De acordo com O Brasilianista, uma das mudanças envolve crimes cometidos no mesmo contexto. Nesses casos, o crime de golpe de Estado passa a absorver o de abolição violenta do Estado Democrático de Direito, o que impede a soma das penas.

Outra alteração trata da progressão de regime. O tempo mínimo para deixar o regime fechado passa de um quarto para um sexto da pena. A medida pode reduzir o período necessário para a mudança de regime, dependendo de decisão judicial.

O texto também prevê impacto em condenações relacionadas aos atos de janeiro, com possibilidade de revisão de penas já aplicadas. Entre os casos citados está o do ex-presidente Jair Bolsonaro, que pode ter a situação reavaliada conforme as novas regras.

Como foi o veto?

O projeto foi vetado integralmente pelo presidente Lula em janeiro. Na justificativa enviada ao Congresso, o governo apontou riscos à Constituição e ao interesse público.

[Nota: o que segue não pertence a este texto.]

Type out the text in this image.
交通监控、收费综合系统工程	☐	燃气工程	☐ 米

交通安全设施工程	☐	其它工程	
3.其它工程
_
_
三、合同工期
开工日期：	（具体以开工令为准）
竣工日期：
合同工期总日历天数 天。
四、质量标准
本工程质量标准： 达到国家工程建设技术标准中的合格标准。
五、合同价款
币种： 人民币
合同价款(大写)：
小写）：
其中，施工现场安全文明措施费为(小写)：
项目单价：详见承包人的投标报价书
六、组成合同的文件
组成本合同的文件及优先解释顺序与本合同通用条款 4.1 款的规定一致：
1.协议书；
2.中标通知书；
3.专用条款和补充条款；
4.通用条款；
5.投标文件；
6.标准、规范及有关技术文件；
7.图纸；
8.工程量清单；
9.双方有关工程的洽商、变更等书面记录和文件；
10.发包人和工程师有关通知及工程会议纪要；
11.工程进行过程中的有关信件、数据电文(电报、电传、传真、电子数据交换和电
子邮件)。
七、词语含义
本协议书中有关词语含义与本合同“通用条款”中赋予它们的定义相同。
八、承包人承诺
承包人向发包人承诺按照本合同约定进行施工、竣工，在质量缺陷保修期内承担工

“Além disso, a facilitação de condutas que ameaçam o Estado Democrático de Direito representaria não apenas a impunidade baseada em interesses casuísticos, mas também a ameaça ao ordenamento jurídico e a todo o sistema de garantias fundamentais alicerçado na Constituição ao afrontar os princípios constitucionais da proporcionalidade, da isonomia e da impessoalidade, incorrendo em uma proteção deficiente de bens jurídicos fundamentais”, afirmou o governo na mensagem ao Congresso.

A Constituição permite que deputados e senadores decidam pela manutenção ou rejeição de vetos presidenciais em votação aberta e nominal.

Com a derrubada do veto, o texto segue para promulgação e passa a ter validade após a publicação oficial. A partir disso, as novas regras podem ser aplicadas a casos já julgados, desde que haja pedido e análise da Justiça.